Solve each system of inequalities by graphing.

3x + 4y less then -14
x - 3y greater then or equal to 17

1 answer

To solve the system of inequalities by graphing, follow these steps:

  1. Rewrite the inequalities: We will rewrite the inequalities in slope-intercept form (y = mx + b), which makes them easier to graph.

    First inequality:
    \(3x + 4y < -14\)

    Solving for y: \[ 4y < -3x - 14 \] \[ y < -\frac{3}{4}x - \frac{14}{4} \] \[ y < -\frac{3}{4}x - \frac{7}{2} \]

    Second inequality:
    \(x - 3y \geq 17\)

    Solving for y: \[ -3y \geq -x + 17 \] \[ y \leq \frac{1}{3}x - \frac{17}{3} \]

  2. Graph the inequalities:

    Inequality 1: \(y < -\frac{3}{4}x - \frac{7}{2}\)

    • The boundary line is \(y = -\frac{3}{4}x - \frac{7}{2}\). This line will be dashed because the inequality is strict ("less than").
    • Find two points to graph the line. For example:
      • If \(x = 0\), then \(y = -\frac{7}{2} = -3.5\).
      • If \(x = 4\), then \(y = -\frac{3}{4}(4) - \frac{7}{2} = -3 - 3.5 = -6.5\).
    • Plot these points (0, -3.5) and (4, -6.5), and draw a dashed line through them.
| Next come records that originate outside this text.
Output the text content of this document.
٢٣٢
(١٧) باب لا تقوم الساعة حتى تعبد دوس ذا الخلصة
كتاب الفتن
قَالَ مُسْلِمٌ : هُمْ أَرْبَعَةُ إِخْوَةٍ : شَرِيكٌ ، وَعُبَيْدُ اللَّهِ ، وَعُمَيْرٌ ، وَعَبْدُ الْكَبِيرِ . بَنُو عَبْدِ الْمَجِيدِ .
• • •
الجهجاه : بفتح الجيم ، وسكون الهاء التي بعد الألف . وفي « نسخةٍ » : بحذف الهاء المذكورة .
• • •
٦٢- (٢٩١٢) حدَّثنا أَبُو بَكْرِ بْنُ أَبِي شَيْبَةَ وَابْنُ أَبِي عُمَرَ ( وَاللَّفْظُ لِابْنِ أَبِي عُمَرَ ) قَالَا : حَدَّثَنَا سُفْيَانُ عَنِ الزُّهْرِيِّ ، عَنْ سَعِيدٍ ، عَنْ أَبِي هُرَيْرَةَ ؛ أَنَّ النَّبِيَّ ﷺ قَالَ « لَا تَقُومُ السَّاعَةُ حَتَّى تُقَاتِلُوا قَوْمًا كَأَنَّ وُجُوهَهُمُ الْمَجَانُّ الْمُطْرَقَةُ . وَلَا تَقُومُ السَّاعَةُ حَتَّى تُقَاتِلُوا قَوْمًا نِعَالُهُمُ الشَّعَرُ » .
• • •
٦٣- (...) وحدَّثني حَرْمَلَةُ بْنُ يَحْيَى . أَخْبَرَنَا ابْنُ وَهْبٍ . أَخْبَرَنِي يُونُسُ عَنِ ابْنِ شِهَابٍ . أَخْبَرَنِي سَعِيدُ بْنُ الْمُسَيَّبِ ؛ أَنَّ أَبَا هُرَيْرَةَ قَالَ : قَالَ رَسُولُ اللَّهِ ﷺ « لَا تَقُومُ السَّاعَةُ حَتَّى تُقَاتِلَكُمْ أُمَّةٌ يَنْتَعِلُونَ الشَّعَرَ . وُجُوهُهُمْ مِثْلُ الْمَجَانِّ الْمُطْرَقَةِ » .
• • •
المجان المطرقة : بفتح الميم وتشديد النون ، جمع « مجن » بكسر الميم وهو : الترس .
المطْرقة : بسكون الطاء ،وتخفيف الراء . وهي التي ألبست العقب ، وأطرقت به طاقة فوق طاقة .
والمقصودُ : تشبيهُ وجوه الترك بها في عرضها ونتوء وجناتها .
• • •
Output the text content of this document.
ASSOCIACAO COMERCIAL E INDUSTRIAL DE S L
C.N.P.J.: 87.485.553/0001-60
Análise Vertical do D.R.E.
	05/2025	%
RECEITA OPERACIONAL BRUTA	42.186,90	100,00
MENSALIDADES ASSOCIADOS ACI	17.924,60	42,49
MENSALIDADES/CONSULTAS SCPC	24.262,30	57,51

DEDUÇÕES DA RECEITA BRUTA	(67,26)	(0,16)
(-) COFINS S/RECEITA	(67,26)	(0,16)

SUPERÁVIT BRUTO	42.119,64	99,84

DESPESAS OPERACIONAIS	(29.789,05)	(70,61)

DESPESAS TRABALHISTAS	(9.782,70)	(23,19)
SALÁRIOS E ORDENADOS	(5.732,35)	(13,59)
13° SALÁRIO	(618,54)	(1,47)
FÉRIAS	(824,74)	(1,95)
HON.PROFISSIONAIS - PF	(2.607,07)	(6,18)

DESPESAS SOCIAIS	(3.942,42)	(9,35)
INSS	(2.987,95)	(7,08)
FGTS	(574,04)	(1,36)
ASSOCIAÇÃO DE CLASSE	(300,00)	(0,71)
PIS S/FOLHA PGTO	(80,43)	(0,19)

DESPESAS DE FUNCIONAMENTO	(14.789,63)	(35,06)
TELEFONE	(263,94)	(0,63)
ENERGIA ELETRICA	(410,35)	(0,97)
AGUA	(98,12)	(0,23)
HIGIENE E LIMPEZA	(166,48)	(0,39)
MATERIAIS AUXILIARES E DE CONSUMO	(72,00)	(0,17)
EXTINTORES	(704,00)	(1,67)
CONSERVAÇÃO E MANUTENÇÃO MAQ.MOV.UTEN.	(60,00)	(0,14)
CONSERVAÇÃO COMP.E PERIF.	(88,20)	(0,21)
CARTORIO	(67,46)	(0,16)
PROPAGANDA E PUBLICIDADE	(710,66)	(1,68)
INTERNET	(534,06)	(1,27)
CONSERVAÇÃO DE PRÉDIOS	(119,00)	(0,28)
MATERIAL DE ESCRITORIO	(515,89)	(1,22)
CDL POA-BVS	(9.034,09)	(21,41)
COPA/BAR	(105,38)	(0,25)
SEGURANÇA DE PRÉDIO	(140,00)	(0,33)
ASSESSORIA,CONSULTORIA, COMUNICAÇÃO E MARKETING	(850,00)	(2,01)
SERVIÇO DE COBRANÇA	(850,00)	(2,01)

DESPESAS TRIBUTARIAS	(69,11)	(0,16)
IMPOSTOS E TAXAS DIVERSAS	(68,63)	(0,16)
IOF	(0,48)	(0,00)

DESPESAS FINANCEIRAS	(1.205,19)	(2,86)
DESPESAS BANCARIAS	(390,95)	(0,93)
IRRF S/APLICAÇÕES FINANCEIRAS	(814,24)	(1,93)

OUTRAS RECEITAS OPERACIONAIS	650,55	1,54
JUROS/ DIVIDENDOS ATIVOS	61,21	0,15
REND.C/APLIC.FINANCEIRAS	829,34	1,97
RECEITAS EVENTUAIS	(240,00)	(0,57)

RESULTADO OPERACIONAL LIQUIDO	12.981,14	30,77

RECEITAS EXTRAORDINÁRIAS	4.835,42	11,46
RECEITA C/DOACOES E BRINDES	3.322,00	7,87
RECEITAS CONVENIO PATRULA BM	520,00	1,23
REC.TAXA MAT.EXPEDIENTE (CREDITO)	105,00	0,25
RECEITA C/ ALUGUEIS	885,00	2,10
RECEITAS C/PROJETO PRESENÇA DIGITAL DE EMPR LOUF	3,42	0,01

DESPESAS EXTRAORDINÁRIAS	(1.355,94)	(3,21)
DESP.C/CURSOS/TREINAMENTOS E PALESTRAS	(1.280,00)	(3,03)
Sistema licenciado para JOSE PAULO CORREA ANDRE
Shade the region below this line.

    Inequality 2: \(y \leq \frac{1}{3}x - \frac{17}{3}\)

    • The boundary line is \(y = \frac{1}{3}x - \frac{17}{3}\). This line will be solid because the inequality is inclusive ("greater than or equal to").
    • Find two points to graph the line. For example:
      • If \(x = 0\), then \(y = -\frac{17}{3} \approx -5.67\).
      • If \(x = 6\), then \(y = \frac{1}{3}(6) - \frac{17}{3} = 2 - \frac{17}{3} = 2 - 5.67 = -3.67\).
    • Plot these points (0, -5.67) and (6, -3.67), and draw a solid line through them. Shade the region below this line.
  3. Identify the solution region:

    • The solution to the system of inequalities is the intersection of the shaded areas from both inequalities. This is the region where both conditions are met.

Summary

  • The first inequality's region will be below the dashed line \(y = -\frac{3}{4}x - \frac{7}{2}\).
  • The second inequality's region will be below the solid line \(y = \frac{1}{3}x - \frac{17}{3}\).

Make sure to check a few points in the overlapping shaded region to confirm they satisfy both inequalities.